Он злится на этого дурака, который и понятия не имеет, что это такое агитация и что люди в его деле — не подмога, и наконец-то оглядывается.

Но Саввушки нет; нет и перелеска, цветов, травы; и сам он будто в темной камере, с решеткой на глубоком окне. Семен не удивляется; опираясь на склизкую стену, подходит к окну. Он растерян, раздражен, зол на себя и на остальных за то, что так вот все по-дурацки выходит и что нет ему нигде покою и хоть немного отдыху. Он видит небо, рассеченное темной узловатой решеткой на жесткие квадраты, и оно кажется ему печально-холодным, одиноким, хотя — он знает — под ним лежит как раз тот самый заповедный угол земной. И еще он знает, что камера наверняка никем не заперта и что ее уже никто не сторожит, все давно покинули его. По ногам из-под двери наносит все тем же знакомым холодом, он застыл и, чтобы как-нибудь согреться, ходит из угла в угол, ненавидя и тоскуя. Может, выйти? Да, надо выйти; и он идет к двери, понимая, что и там его тоже не ожидает ничего хорошего. Дверь выпускает его в длинный-длинный, теряющийся в темноте подвальный коридор с горящими в четверть накала желтыми лампочками. Он бредет коридором, потом другим, третьим; кругом какие-то повороты, ржавь решеток и засовов, затхлость, мертвая глушь — даже его собственных шагов не слышно. Он, мучаясь, бредет, утыкается в тупики, в темные углы — исхода нет. Опять тусклые бесконечные коридоры… он уже с силою перетаскивает коченеющие ноги и ему даже не страшно, ему пусто и безотрадно, будто он уже умер…

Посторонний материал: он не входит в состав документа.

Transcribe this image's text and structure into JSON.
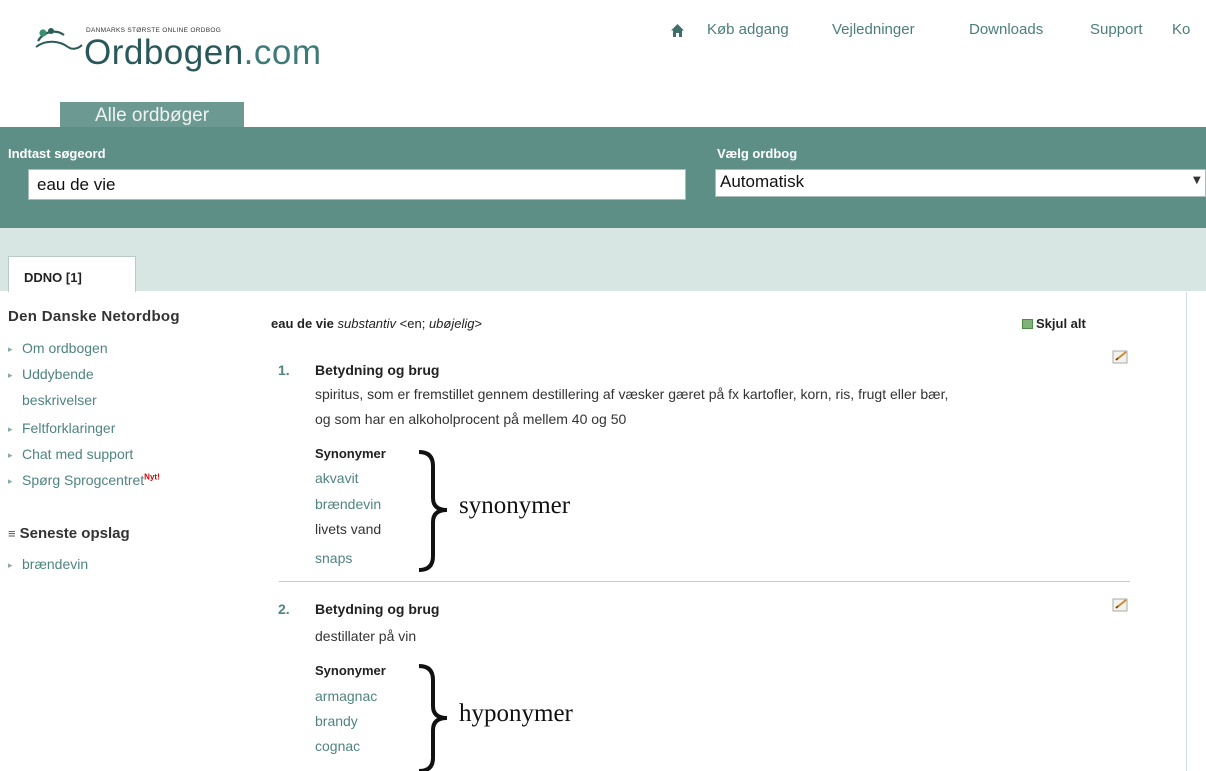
{
  "header": {
    "logo_tagline": "DANMARKS STØRSTE ONLINE ORDBOG",
    "logo_name": "Ordbogen",
    "logo_tld": ".com",
    "nav": [
      "Køb adgang",
      "Vejledninger",
      "Downloads",
      "Support",
      "Ko"
    ],
    "tab": "Alle ordbøger"
  },
  "search": {
    "label": "Indtast søgeord",
    "value": "eau de vie",
    "dict_label": "Vælg ordbog",
    "dict_value": "Automatisk"
  },
  "results_tab": "DDNO [1]",
  "sidebar": {
    "title": "Den Danske Netordbog",
    "items": [
      "Om ordbogen",
      "Uddybende",
      "beskrivelser",
      "Feltforklaringer",
      "Chat med support",
      "Spørg Sprogcentret"
    ],
    "nyt_badge": "Nyt!",
    "recent_title": "Seneste opslag",
    "recent_items": [
      "brændevin"
    ]
  },
  "entry": {
    "headword": "eau de vie",
    "pos": "substantiv",
    "grammar_prefix": "<en; ",
    "grammar_italic": "ubøjelig",
    "grammar_suffix": ">",
    "hide_all": "Skjul alt",
    "senses": [
      {
        "number": "1.",
        "heading": "Betydning og brug",
        "definition_line1": "spiritus, som er fremstillet gennem destillering af væsker gæret på fx kartofler, korn, ris, frugt eller bær,",
        "definition_line2": "og som har en alkoholprocent på mellem 40 og 50",
        "syn_heading": "Synonymer",
        "synonyms": [
          "akvavit",
          "brændevin",
          "livets vand",
          "snaps"
        ]
      },
      {
        "number": "2.",
        "heading": "Betydning og brug",
        "definition_line1": "destillater på vin",
        "syn_heading": "Synonymer",
        "synonyms": [
          "armagnac",
          "brandy",
          "cognac"
        ]
      }
    ]
  },
  "annotations": {
    "label1": "synonymer",
    "label2": "hyponymer"
  },
  "colors": {
    "brand_teal": "#5e8f87",
    "link_teal": "#4f8480",
    "light_band": "#d8e6e3"
  },
  "icons": [
    "logo-bird-icon",
    "home-icon",
    "hide-all-icon",
    "edit-note-icon",
    "dropdown-arrow-icon",
    "list-icon",
    "bullet-arrow-icon"
  ]
}
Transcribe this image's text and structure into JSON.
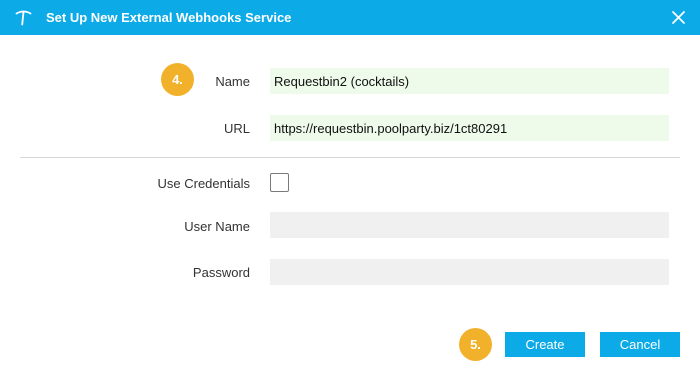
{
  "window": {
    "title": "Set Up New External Webhooks Service",
    "title_icon": "pickaxe-logo-icon",
    "close_icon": "close-icon",
    "accent_color": "#0cabe8"
  },
  "steps": {
    "name_step": "4.",
    "buttons_step": "5.",
    "badge_color": "#f1b12a"
  },
  "form": {
    "name": {
      "label": "Name",
      "value": "Requestbin2 (cocktails)"
    },
    "url": {
      "label": "URL",
      "value": "https://requestbin.poolparty.biz/1ct80291"
    },
    "use_credentials": {
      "label": "Use Credentials",
      "checked": false
    },
    "user_name": {
      "label": "User Name",
      "value": ""
    },
    "password": {
      "label": "Password",
      "value": ""
    }
  },
  "buttons": {
    "create": "Create",
    "cancel": "Cancel"
  }
}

Он просыпался медленно, натуженно, будто всплывал из вязкой неодолимой глубины; и все никак не мог понять, где он. Что-то гудело и ныло вдалеке, над ним шуршало — но все это глухо и словно вне его, на какой-то иной поверхности, в страшном отдалении. Он и тела-то не чувствовал — было одно разбитое, затянутое сонной прострацией и цепким ощущением безысходности сознание — ему пусто и безотрадно, будто он уже умер…

Он долго лежал так, все ждал чего-то, наверное мысли, и потом понял: надо что-то делать, обязательно сделать что-нибудь. Он застонал, дернулся, и тогда начало туго, с глухим как шум в ушах протестом просыпаться тело. Он ощутил, как не то замерзли, не то затекли ноги и спина; испугался, сдвинул руки, облокотился на них, пытаясь вскочить — но тотчас уперся головой в солому и все вспомнил. Вспомнил с тягучей неохотой, с такою, что хоть плачь. Он опять со стоном — не удержаться — согнулся, потом разогнулся на своем ложе.

Было душно, сперто, от его движений поднялась колкая пыль. Он заторопился узнать, не застудил ли спину и как с ногами, не отморозил ли; и когда оказалось, что все вроде бы в порядке и что в стогу даже сравнительно тепло, то облегченно вздохнул, прикрыв лицо и рот ладонью…

Но только что происшедшее, этот странный, зловещий во многом сон не отпускал его, не уходил из памяти, а стоял перед глазами излишне четкий, явный, как факт: голубой полуденный туманец, Саввушка (в нем что-то дрогнуло), небо и неестественно, до едкости, зеленая трава… Он ругнулся вслух, яростно сплюнул в солому; но и голос, казалось ему, еще не проснувшемуся до конца, не выходил из него, не звучал извне, он был в нем самом, он был тоже одной из тех невеселых, жутких мыслей, что будто неведомые рыбины всплыли из темных глубин сознания наверх, путая, сбивая и пугая ближние практические мыслишки, точно рыбью мелочь…

Тогда Семен заругался, отчаянно и отвратительно, заворочался, встал на четвереньки и полез напролом к выходу, плечом и головой проталкивая соломенную пробку наружу.